We walk back into the house like a tide that forgot how to leave.

No one stops us. No one asks for a speech.

Daddy hollers that the soft-boiled eggs betrayed him; Mama tells him to hush and hands him toast. Sneed looks up from a list and does that thing with his mouth again—the almost-smile he denies—and then sets a small, folded napkin by my elbow, as if he can’t help adding symmetry to a world that insists on being lopsided.
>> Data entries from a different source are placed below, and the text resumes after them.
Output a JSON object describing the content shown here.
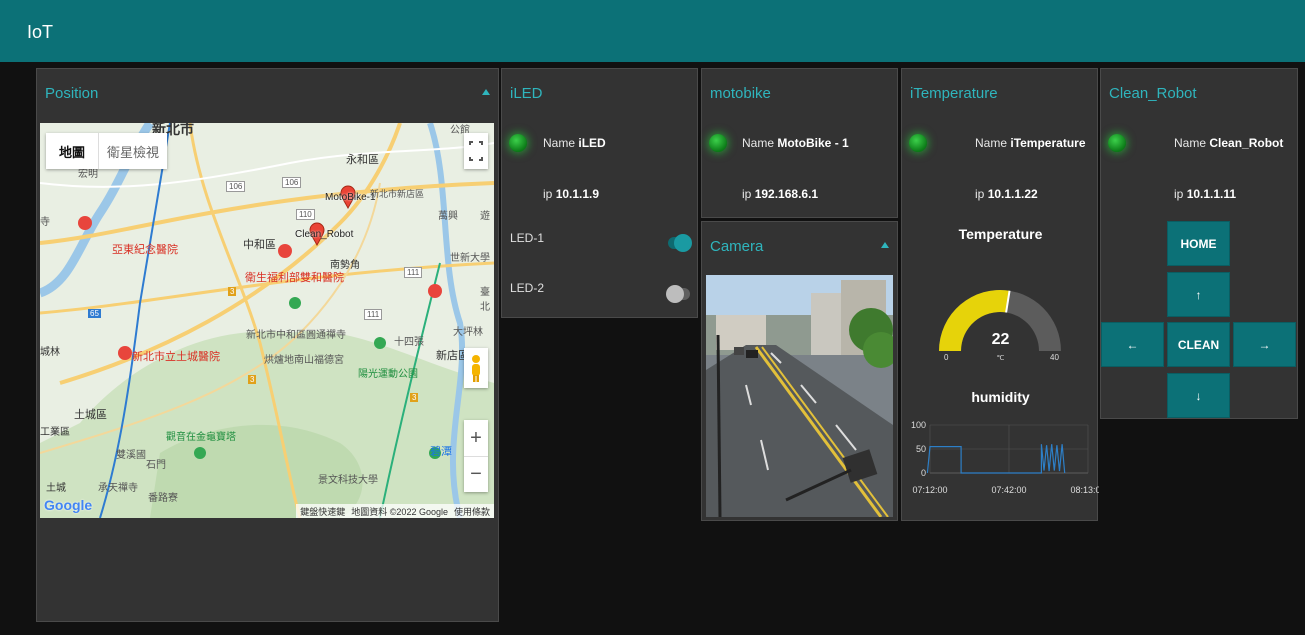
{
  "app": {
    "title": "IoT"
  },
  "position": {
    "title": "Position",
    "map": {
      "type_buttons": [
        "地圖",
        "衛星檢視"
      ],
      "markers": [
        "MotoBike-1",
        "Clean_Robot"
      ],
      "places": [
        "新北市",
        "永和區",
        "中和區",
        "南勢角",
        "亞東紀念醫院",
        "衛生福利部雙和醫院",
        "新北市立土城醫院",
        "新北市中和區圓通禪寺",
        "烘爐地南山福德宮",
        "陽光運動公園",
        "新店區",
        "世新大學",
        "景文科技大學",
        "土城區",
        "觀音在金龜寶塔",
        "雙溪國",
        "石門",
        "承天禪寺",
        "番路寮",
        "十四張",
        "碧潭",
        "萬興",
        "大坪林",
        "臺北",
        "宏明",
        "土城",
        "工業區",
        "城林",
        "公館",
        "新北市新店區",
        "寺",
        "遊"
      ],
      "road_labels": [
        "106",
        "106",
        "111",
        "111",
        "65",
        "3",
        "3",
        "3",
        "110"
      ],
      "logo": "Google",
      "attribution": [
        "鍵盤快速鍵",
        "地圖資料 ©2022 Google",
        "使用條款"
      ],
      "zoom_in": "+",
      "zoom_out": "−"
    }
  },
  "iled": {
    "title": "iLED",
    "name_label": "Name",
    "name": "iLED",
    "ip_label": "ip",
    "ip": "10.1.1.9",
    "switches": [
      {
        "label": "LED-1",
        "on": true
      },
      {
        "label": "LED-2",
        "on": false
      }
    ]
  },
  "motobike": {
    "title": "motobike",
    "name_label": "Name",
    "name": "MotoBike - 1",
    "ip_label": "ip",
    "ip": "192.168.6.1"
  },
  "camera": {
    "title": "Camera"
  },
  "itemperature": {
    "title": "iTemperature",
    "name_label": "Name",
    "name": "iTemperature",
    "ip_label": "ip",
    "ip": "10.1.1.22",
    "gauge": {
      "title": "Temperature",
      "value": "22",
      "unit": "℃",
      "min": "0",
      "max": "40"
    },
    "humidity_chart_title": "humidity"
  },
  "clean_robot": {
    "title": "Clean_Robot",
    "name_label": "Name",
    "name": "Clean_Robot",
    "ip_label": "ip",
    "ip": "10.1.1.11",
    "buttons": {
      "home": "HOME",
      "up": "↑",
      "left": "←",
      "clean": "CLEAN",
      "right": "→",
      "down": "↓"
    }
  },
  "colors": {
    "header": "#0c7177",
    "accent": "#2fb5bd",
    "panel": "#333333",
    "background": "#111111",
    "gauge_fill": "#e6d30a",
    "gauge_track": "#5c5c5c",
    "line": "#2d7fc7"
  },
  "chart_data": {
    "type": "line",
    "title": "humidity",
    "x_ticks": [
      "07:12:00",
      "07:42:00",
      "08:13:00"
    ],
    "y_ticks": [
      "100",
      "50",
      "0"
    ],
    "ylim": [
      0,
      100
    ],
    "grid": true,
    "series": [
      {
        "x": [
          "07:11",
          "07:12",
          "07:12",
          "07:24",
          "07:24",
          "07:55",
          "07:55",
          "07:56",
          "07:57",
          "07:58",
          "07:59",
          "08:00",
          "08:01",
          "08:02",
          "08:03",
          "08:04"
        ],
        "values": [
          0,
          55,
          55,
          55,
          0,
          0,
          60,
          5,
          58,
          4,
          60,
          5,
          58,
          4,
          60,
          0
        ]
      }
    ]
  }
}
Inside, later, I find a single jasmine petal and a scribbled notation: Windows, east-facing, approved.

I almost march back and kiss his smooth, fussy head. Almost.

For now, I sit. Rayek sits beside me, huge and ridiculous and careful pouring tea. The house holds all of us without complaint.

My heart is full enough to leak light.

And for the first time in my life, the future feels like a door I’m allowed to open with my own hand.